Donnée hier en 5ème soirée du Festival de Leipzig, la 9ème symphonie de Mahler est à bien des égards une symphonie particulière, de par la modernité de son écriture et sa difficulté d’exécution. Rappelons que Mahler ne l’a jamais entendue, donc n’y a jamais apporté de corrections (ce qu’il a fait pour les symphonies précédentes) ; les chefs sont donc seuls au monde face à cette musique sublime et complexe. Peut-être davantage que pour les autres symphonies, la manière d’en aborder les premières notes est essentielle ; elle nous semble extrêmement révélatrice de la manière de concevoir et de diriger l’œuvre dans son ensemble. On peut laisser l’orchestre assez libre, dans ces sons mystérieux et singuliers, venus du néant, qui précèdent l’entrée des seconds violons, ou bien commencer à diriger et à cadrer dès ce démarrage. Deux visions de l’œuvre s’affrontent sur ces quelques notes…
A la tête de son Orchestre du Festival de Budapest hier, Ivan Fischer s’est immédiatement placé dans cette seconde catégorie.
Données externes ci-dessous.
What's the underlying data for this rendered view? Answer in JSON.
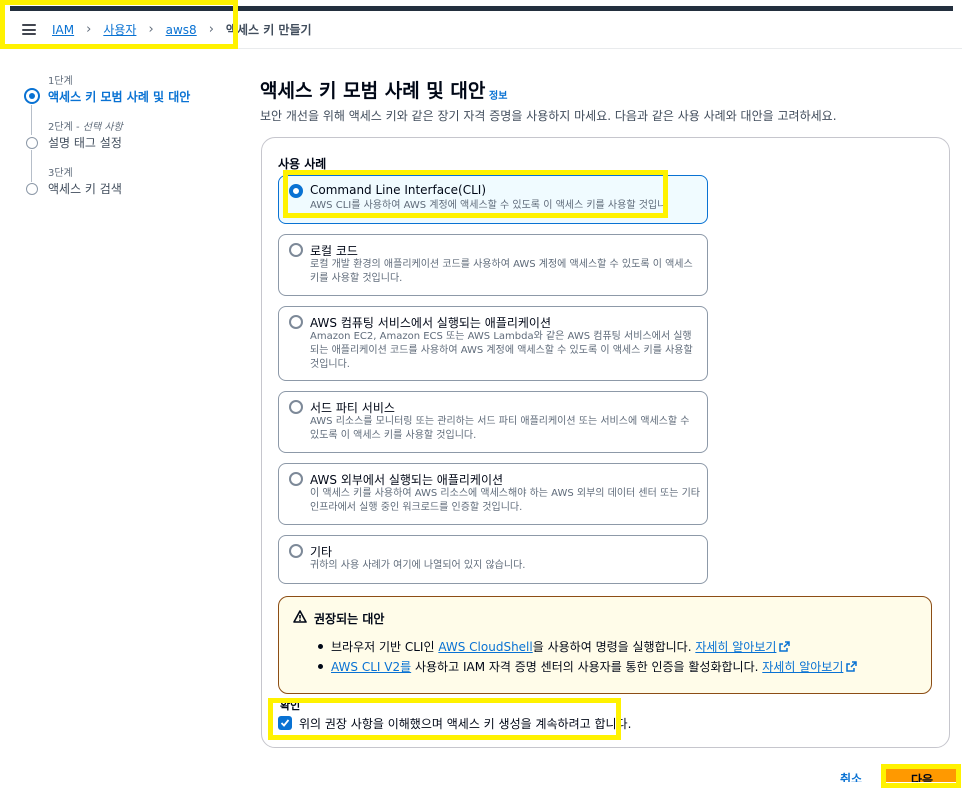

Une direction claire, ferme, une vision extrêmement travaillée de cette œuvre, et peu de place pour laisser s’exprimer l’orchestre librement. On peut aimer ce type de travail, mais après l’équilibre magistral entre puissance de la vision et liberté d’exécution trouvé par Daniel Harding dans la 7ème la veille, il faut s’habituer ; on a rarement entendu une version aussi travaillée, dans le détail, aussi peaufinée qu’avec Ivan Fischer : travail des nuances et de la dynamique dans le premier mouvement, rubato hyper contrôlé dans le deuxième mouvement, définissant des sections très nettes aux éclairages différents, contrôle et tenue du tempo dans le troisième mouvement, travail sur les cordes et les nuances dans le dernier mouvement. Tout cela, porté par un orchestre exemplaire, sans aucune faiblesse (même dans les passages les plus difficiles du Rondo Burleske), impressionne. Mais cela reste, pour nous, une vision un peu froide, dans laquelle l’émotion peine à s’imposer.
Les meilleurs moments de la symphonie ont été, pour nous, les deux mouvements centraux ; dans le deuxième mouvement, caractérisé par des variations de tempo très contrôlées mais significatives, les moments ou Ivan Fischer laisse son orchestre jouer sont irrésistibles d’énergie et d’élan positif. On veut les suivre dans cette soudaine élévation, après les traits volontiers pesants du début du mouvement. Dans le Rondo Burleske, l’orchestre a également donné son meilleur : alchimie des timbres, dynamique impressionnante, tempo allant, ironie mordante… On aurait juste aimé un peu moins de contrôle, davantage de cette liberté dont une phalange de cet acabit ne peut faire que bon usage.
Une exécution admirable, donc, au sens propre du terme, manquant malheureusement de cette petite touche de mystère et d’abandon propre à susciter l’émotion.